Čingi-Lingi is a village in the Municipality of Molve, Croatia. In the 2021 census, it had 19 permanent residents.

It is located in a natural environment along the Drava River and is the main tourist destination of the Municipality and the entire surrounding area.

==History==
The village was named after the nearby lake which got its name from the Čingi Lingi Čarda, a restaurant near Osijek.

There used to be a canal on the river Drava here, with two watermills. The canal was later filled in, and gravel began to be excavated nearby, which people would transport in carts with horse or cow teams. Over the years, more and more gravel was excavated and the lake became larger, and the name Čingi Lingi spread among swimmers and residents of the surrounding villages. The first resident by the lake was the barber Pero Glavanović, who lived there in a wooden shack, but residents of Bjelovar, Molve and Koprivnica also came to the lake in increasing numbers. They began to build weekend houses, but today there are more and more residents who live here permanently.
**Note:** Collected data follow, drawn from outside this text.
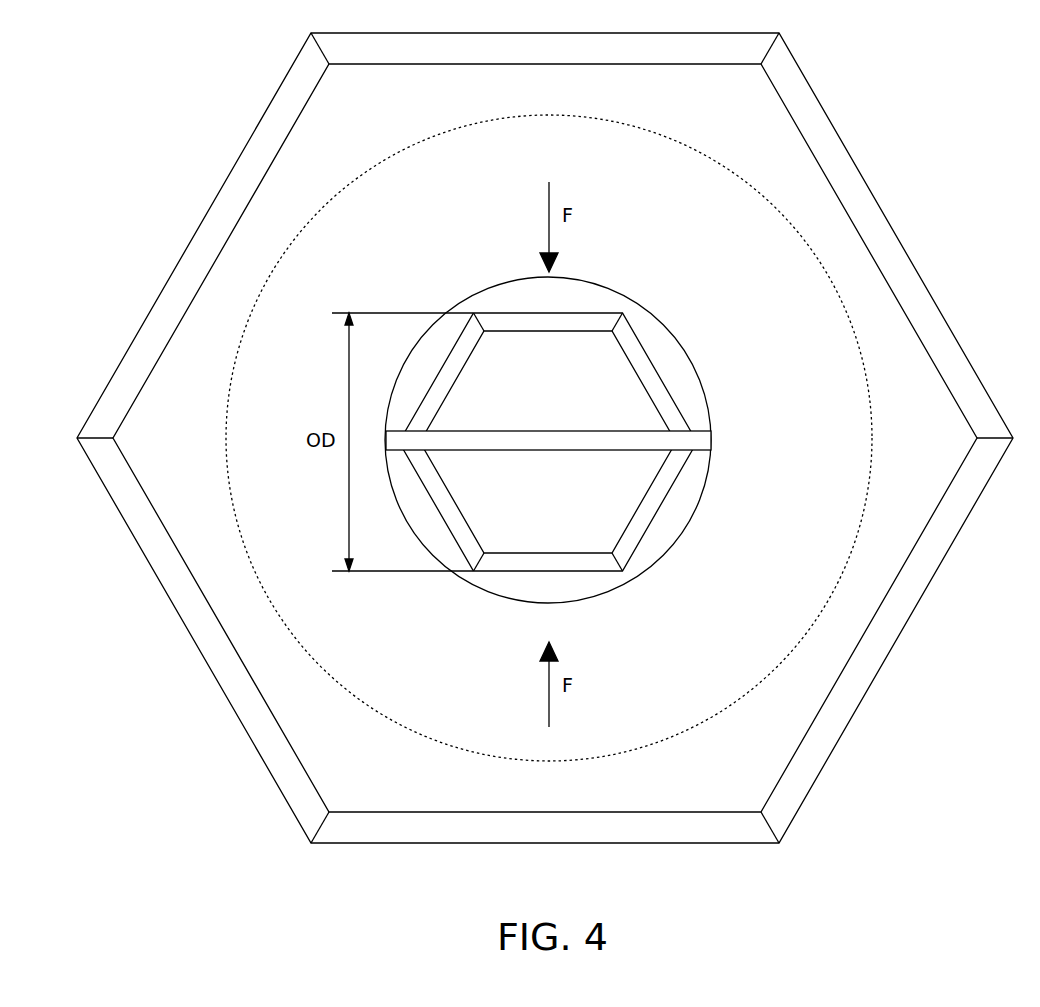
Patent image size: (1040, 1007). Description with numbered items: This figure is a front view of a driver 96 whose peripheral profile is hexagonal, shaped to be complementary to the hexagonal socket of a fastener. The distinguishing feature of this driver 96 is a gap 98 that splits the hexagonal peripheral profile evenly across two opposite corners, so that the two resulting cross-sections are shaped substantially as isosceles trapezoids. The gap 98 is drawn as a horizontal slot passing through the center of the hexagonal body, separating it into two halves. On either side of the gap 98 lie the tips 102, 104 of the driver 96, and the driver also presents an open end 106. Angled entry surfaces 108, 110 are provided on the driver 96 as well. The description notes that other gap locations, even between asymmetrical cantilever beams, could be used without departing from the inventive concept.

The driver 96 is at (134, 147).
The gap 98 is at (712, 440).
The tip 102 is at (592, 492).
The tip 104 is at (622, 390).
The open end 106 is at (560, 430).
The angled entry surface 108 is at (499, 565).
The angled entry surface 110 is at (533, 312).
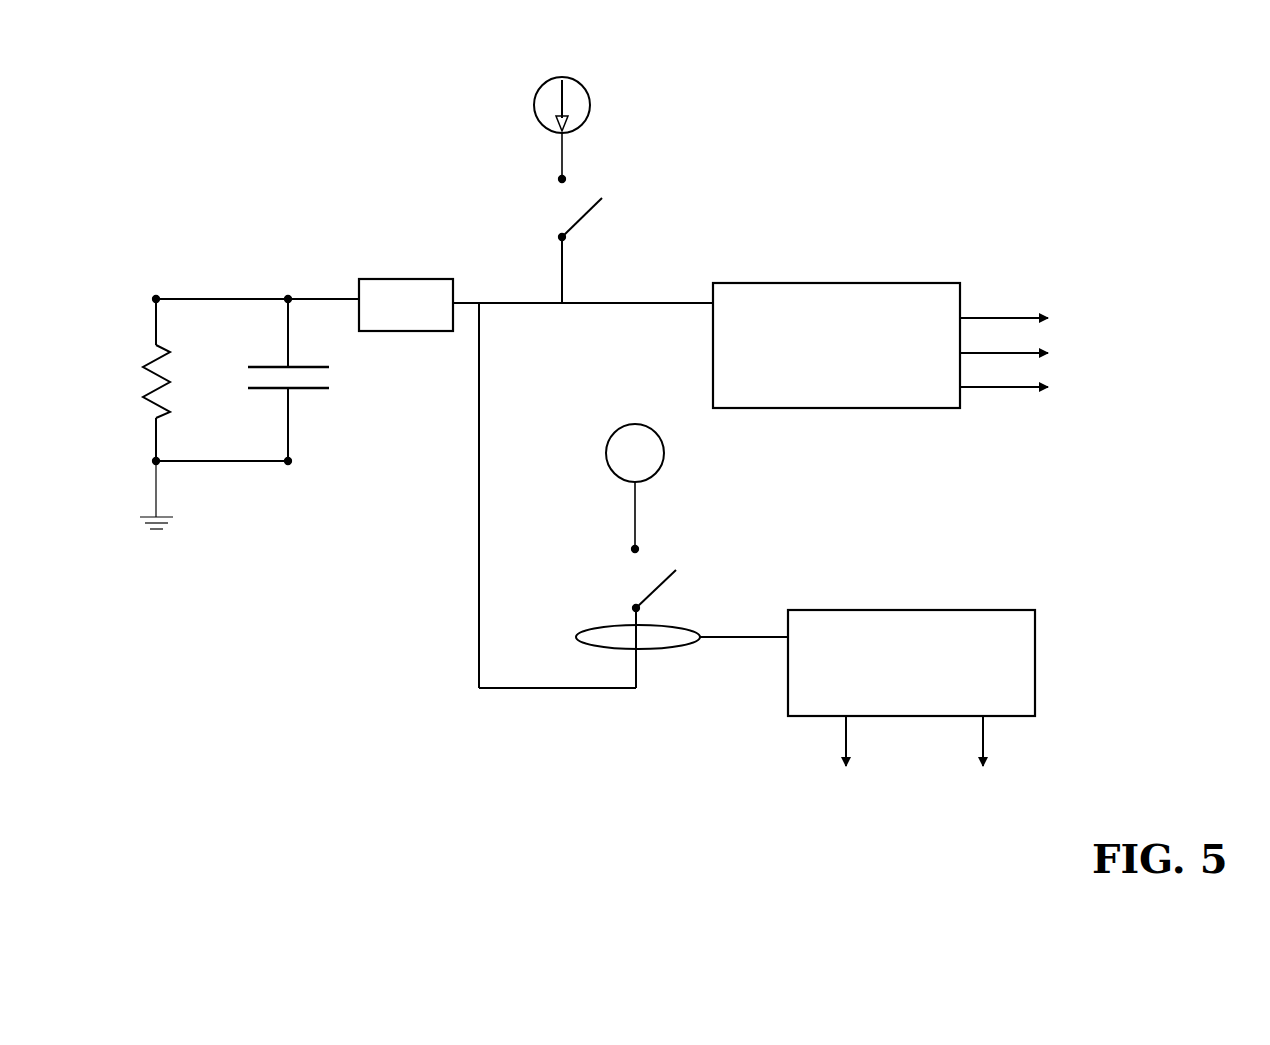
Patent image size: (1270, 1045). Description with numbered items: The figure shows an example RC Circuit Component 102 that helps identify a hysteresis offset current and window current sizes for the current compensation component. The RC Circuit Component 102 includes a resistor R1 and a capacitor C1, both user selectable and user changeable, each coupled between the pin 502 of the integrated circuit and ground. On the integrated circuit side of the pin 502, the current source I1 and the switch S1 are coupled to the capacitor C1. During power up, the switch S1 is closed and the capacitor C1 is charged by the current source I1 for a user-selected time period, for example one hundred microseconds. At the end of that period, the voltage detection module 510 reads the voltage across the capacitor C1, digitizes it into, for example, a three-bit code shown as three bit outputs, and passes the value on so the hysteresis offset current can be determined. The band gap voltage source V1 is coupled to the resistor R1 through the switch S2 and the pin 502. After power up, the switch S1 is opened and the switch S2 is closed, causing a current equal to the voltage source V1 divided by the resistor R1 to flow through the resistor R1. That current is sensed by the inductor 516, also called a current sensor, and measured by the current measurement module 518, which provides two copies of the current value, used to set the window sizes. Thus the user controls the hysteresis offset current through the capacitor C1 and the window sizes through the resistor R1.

The RC Circuit Component 102 is at (1140, 86).
The pin 502 is at (415, 279).
The voltage detection module 510 is at (892, 283).
The inductor 516 is at (574, 620).
The current measurement module 518 is at (987, 610).
The resistor R1 is at (157, 346).
The capacitor C1 is at (313, 390).
The current source I1 is at (584, 78).
The switch S1 is at (629, 168).
The band gap voltage source V1 is at (619, 488).
The switch S2 is at (624, 572).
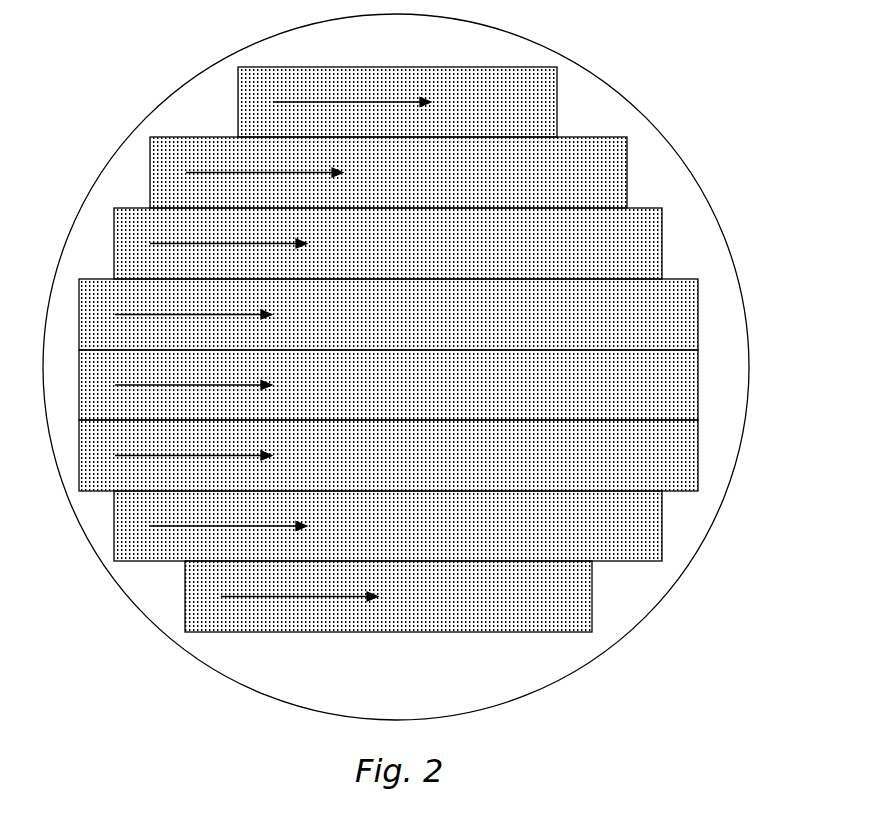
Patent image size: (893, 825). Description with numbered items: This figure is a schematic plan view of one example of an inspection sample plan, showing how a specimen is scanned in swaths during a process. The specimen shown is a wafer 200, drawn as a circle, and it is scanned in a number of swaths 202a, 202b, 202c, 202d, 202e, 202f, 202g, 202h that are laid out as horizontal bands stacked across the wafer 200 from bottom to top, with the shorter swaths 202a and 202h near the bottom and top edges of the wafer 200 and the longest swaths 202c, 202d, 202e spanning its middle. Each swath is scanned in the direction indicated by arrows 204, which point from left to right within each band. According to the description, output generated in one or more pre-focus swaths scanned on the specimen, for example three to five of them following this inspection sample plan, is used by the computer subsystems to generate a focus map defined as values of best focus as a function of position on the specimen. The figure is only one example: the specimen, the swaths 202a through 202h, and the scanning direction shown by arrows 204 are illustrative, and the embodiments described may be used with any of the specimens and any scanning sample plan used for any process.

The wafer 200 is at (565, 55).
The swath 202a is at (535, 606).
The swath 202b is at (535, 536).
The swath 202c is at (535, 466).
The swath 202d is at (535, 395).
The swath 202e is at (535, 324).
The swath 202f is at (535, 254).
The swath 202g is at (535, 182).
The swath 202h is at (535, 112).
The arrows 204 is at (332, 596).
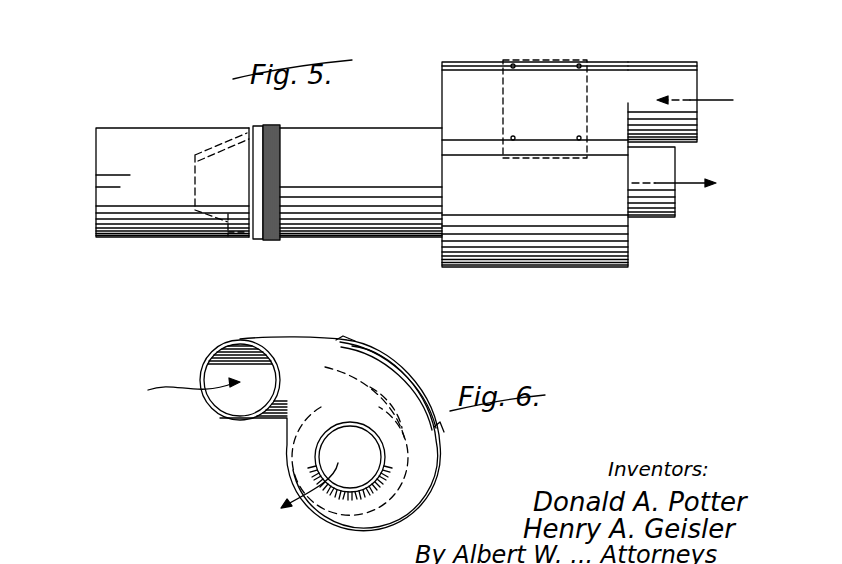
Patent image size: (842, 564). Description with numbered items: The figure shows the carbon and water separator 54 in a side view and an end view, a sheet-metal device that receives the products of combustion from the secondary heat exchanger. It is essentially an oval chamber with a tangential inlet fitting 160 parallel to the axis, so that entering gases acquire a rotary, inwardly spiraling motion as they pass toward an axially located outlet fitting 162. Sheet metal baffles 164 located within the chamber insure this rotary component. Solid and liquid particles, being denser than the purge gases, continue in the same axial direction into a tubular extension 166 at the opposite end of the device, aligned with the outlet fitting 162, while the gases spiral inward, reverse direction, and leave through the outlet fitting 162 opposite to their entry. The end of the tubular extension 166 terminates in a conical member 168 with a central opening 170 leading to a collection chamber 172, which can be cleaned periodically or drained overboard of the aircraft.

The settlement of Čingi Lingi was established next to one of the three lakes and is certainly one of the youngest in the county. Today, there are 186 houses in the settlement and in addition to electricity and public lighting, the settlement has gas and water supply.

==Demographics==

In 2021, the settlement had 19 residents of which 9 were men and 10 were women.